Validation Study of Published Machine Learning Methods for the Prediction of Breast Cancer in Women

Program: Data Science Master's Degree
Location: Not Specified (remote)
Student: Nalini Uppu

Breast Cancer is one of the serious health concerns for women worldwide. Early-stage detection has shown better patient outcomes by providing appropriate treatment options. This project is a validation study of published machine learning (ML) methods for breast cancer prediction in women using age, BMI, and blood composition data (glucose, insulin, homeostasis model assessment (HOMA), leptin, adiponectin, resistin, and monocyte chemotactic protein-1 (MCP–1)).
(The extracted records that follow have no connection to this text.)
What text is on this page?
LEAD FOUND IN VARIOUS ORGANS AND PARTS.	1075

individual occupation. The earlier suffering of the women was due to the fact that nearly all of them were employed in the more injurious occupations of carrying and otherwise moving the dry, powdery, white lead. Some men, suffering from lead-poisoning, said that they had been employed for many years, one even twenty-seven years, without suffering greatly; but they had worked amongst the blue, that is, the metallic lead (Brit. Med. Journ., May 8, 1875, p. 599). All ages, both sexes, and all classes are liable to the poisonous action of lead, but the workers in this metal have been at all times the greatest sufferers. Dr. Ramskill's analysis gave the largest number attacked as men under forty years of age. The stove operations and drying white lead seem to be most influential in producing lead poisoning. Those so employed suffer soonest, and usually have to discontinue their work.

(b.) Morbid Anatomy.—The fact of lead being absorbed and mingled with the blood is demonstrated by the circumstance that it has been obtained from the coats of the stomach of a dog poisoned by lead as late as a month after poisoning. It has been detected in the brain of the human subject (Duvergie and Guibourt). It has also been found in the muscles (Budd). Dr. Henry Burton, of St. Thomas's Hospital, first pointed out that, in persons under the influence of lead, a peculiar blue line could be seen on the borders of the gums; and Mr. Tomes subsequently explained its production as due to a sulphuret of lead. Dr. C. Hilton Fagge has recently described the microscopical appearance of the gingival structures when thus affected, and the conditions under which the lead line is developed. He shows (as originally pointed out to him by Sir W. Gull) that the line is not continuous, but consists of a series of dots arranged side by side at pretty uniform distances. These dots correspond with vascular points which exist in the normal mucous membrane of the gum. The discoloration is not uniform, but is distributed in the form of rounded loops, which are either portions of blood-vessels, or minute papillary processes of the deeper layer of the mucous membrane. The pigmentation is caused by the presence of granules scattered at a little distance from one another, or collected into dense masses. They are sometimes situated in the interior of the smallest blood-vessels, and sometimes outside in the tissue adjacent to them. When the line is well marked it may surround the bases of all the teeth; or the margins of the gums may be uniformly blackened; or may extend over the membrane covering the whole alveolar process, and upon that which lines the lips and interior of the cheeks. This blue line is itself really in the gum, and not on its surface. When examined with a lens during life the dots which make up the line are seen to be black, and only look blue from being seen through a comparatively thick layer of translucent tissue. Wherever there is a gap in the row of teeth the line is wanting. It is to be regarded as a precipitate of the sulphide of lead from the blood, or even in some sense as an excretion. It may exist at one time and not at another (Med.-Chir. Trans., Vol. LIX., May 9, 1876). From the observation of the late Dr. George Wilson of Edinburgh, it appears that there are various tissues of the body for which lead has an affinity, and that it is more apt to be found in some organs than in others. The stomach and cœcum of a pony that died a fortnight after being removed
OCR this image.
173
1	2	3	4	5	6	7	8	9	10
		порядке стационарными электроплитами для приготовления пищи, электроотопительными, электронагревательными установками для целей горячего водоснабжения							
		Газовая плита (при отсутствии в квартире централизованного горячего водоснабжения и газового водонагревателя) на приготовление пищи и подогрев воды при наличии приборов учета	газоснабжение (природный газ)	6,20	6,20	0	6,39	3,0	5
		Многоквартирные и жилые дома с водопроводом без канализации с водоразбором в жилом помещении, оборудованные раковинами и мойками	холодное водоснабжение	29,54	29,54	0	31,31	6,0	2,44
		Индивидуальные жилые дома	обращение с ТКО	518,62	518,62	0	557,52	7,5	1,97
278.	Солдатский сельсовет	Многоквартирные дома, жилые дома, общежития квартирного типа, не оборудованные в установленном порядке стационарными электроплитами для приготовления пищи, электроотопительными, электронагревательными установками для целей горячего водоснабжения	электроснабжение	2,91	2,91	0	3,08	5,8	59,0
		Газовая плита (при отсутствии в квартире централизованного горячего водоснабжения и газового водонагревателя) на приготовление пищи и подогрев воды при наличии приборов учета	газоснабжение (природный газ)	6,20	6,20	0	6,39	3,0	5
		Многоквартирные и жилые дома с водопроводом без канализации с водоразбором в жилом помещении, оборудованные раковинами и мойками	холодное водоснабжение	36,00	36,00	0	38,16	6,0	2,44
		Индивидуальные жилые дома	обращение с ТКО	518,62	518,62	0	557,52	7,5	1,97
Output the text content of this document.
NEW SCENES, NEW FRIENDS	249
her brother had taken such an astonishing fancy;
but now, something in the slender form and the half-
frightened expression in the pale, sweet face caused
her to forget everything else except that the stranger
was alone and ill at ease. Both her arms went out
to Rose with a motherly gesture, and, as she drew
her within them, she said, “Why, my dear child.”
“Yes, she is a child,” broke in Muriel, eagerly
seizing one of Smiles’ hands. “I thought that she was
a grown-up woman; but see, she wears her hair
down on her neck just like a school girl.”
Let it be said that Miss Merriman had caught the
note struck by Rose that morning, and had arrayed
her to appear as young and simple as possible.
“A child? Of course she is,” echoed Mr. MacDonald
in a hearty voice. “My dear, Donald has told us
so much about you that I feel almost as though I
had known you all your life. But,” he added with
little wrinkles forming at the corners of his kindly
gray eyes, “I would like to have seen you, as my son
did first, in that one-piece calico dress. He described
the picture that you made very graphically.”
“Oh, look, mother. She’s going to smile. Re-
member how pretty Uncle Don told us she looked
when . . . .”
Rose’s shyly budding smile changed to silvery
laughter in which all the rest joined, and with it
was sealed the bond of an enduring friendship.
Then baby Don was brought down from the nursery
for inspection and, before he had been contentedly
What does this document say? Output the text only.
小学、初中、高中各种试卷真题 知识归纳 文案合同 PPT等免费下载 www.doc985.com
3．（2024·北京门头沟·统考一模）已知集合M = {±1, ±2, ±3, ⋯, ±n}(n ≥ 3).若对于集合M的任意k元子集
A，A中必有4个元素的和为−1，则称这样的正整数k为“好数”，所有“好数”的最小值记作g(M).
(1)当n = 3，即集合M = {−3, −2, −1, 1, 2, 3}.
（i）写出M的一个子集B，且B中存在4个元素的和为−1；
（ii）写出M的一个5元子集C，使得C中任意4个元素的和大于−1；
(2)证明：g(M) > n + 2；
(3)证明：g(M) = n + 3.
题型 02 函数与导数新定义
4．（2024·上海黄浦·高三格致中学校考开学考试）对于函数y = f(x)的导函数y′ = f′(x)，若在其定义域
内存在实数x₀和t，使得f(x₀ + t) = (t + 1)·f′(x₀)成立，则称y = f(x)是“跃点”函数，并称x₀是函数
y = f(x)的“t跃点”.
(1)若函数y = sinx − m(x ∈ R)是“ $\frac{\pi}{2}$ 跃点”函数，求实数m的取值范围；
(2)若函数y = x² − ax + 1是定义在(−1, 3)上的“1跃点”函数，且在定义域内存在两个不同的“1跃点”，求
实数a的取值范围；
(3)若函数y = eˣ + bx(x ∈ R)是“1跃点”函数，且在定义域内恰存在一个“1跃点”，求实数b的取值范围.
In this study, XGBoost and Logistic Regression (LR) ML methods were evaluated, and the XGBoost model outperformed the LR model with high accuracy in classifying healthy and cancer patients. The findings of the validation study indicated that the XGBoost model’s performance on full data was better than that of the Support Vector Machine (SVM), and the important variables, including glucose, BMI, resistin, and age, selected by the XGBoost model, were similar to cancer biomarkers in Patrício et al.’s (2018) work. The classification error rate of the XGBoost model for full (0.052) and test (0.207) data were comparable to the discriminator analysis error rate (0.164). From the data analysis of the important predictors, glucose was identified as a key predictor in cancer prediction. It was observed that higher glucose levels were associated with cancer patients. XGBoost model performed better than SVM and discriminant analysis in predicting cancer patients. As accurate diagnosis is a high priority in medical practice, ML methods with low error rate can support the decision-making in cancer screening and increase patient life expectancy.